Provide additional canned food (approximately ½ the amount of a normal meal) two to three hours later. The morning following surgery, cats should be offered a regular sized meal of canned food twice daily while confined in the trap or cage prior to release (see section 5 below).
Normal Surgery Reactions
Ear tips: Some bleeding is expected following an ear-tip.
Males: Expect slight bleeding from the scrotum of a neutered male for the first 24 hours. Larger toms may have more significant bleeding but should not require treatment unless it is felt that the bleeding is excessive.
Females: Many female cats develop a sterile suture reaction. This appears as a bump at the incision site DAYS after surgery. Suture reactions are sterile and do not require antibiotic treatment. The reaction is caused by the body breakdown/resorbing the absorbable suture. This is a necessary and expected result of absorbable suture, and is used so that the external sutures do not have to be removed after the skin heals.
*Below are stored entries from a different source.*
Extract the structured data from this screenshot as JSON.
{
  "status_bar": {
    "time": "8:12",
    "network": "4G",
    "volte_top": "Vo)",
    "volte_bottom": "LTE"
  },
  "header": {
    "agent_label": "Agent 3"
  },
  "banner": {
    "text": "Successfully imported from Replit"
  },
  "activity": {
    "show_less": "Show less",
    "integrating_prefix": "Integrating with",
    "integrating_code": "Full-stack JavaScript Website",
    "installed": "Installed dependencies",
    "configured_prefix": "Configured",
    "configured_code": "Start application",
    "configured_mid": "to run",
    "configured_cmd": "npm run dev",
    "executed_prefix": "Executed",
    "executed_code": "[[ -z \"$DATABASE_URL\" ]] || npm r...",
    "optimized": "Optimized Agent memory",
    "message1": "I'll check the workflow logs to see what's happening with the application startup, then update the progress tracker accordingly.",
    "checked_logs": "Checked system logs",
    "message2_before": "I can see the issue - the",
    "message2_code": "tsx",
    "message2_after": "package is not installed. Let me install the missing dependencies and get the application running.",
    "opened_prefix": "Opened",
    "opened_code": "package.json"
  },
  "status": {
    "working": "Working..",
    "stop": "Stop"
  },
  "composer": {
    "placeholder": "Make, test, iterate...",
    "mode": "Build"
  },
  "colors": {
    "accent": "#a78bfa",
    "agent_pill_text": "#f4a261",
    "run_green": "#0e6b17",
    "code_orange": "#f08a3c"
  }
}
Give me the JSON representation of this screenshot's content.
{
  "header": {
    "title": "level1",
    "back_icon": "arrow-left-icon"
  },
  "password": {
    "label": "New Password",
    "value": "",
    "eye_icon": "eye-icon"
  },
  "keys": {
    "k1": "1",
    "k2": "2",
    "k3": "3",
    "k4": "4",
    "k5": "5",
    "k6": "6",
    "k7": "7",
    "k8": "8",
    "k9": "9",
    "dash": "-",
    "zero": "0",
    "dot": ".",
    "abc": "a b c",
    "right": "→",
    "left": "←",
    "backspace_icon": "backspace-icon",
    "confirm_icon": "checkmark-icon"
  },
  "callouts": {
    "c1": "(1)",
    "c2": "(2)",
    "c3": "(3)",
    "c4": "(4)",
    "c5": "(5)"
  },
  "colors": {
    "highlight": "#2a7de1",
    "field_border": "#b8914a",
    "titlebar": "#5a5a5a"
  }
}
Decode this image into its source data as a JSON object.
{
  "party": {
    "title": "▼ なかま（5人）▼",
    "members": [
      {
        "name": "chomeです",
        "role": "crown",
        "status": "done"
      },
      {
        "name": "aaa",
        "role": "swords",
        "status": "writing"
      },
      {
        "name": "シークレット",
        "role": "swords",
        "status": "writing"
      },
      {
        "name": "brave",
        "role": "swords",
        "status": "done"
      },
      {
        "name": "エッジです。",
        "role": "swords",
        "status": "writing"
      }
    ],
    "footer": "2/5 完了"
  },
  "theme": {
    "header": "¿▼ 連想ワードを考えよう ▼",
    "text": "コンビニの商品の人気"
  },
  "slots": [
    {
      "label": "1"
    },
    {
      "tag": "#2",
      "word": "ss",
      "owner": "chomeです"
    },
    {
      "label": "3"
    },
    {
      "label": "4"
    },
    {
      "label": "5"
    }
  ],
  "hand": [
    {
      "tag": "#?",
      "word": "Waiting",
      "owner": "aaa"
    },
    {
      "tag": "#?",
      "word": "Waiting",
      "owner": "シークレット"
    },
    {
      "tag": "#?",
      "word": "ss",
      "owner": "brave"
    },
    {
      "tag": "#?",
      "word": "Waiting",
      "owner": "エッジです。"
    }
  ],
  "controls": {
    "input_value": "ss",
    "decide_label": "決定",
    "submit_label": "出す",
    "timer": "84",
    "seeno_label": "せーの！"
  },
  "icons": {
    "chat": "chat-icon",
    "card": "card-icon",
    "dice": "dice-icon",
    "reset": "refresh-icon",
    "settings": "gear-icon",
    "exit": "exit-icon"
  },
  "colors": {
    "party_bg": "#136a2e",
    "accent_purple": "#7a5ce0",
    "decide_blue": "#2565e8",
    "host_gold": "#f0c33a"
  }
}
Cats with suture reactions feel well, play, eat and otherwise appear normal.
Safely Observe the Cat for the following problems:
a. Failure to stay awake
b. Difficulty breathing
c. Slow recovery. The cat should be able to move around four hours following surgery
d. Excessive bleeding from the incision (below the tail for males, on the belly for females)
e. Any abnormalities (swelling, redness, discharge) at the incision site (see section 3 above for exception). If the cat develops these or any other problems that might be related to surgery, seek veterinary attention first. Monday to Friday between 8:30 to 4:30 contact us by phone: 416-338-6281 or via email: firstname.lastname@example.org . After hours contact your veterinarian or the nearest Veterinary Emergency Clinic and then call TAS to notify us that there has been a problem. It is important for the cat’s health and our records/protocol that we learn of any problems as soon as possible.
Unless otherwise instructed or noted on the medical record, cat(s) that are recovering without any of the problems listed in section 4 can be released back to their colony location from the trap or crate 24 to 48 hours following surgery. If the medical record indicates the cat is lactating, she should be released sooner, but ONLY when she is fully awake, moving around easily and showing normal behaviour. Cats can cause injury or damage to themselves, to you or to your property if released while still under the effects of anesthesia due to impaired coordination.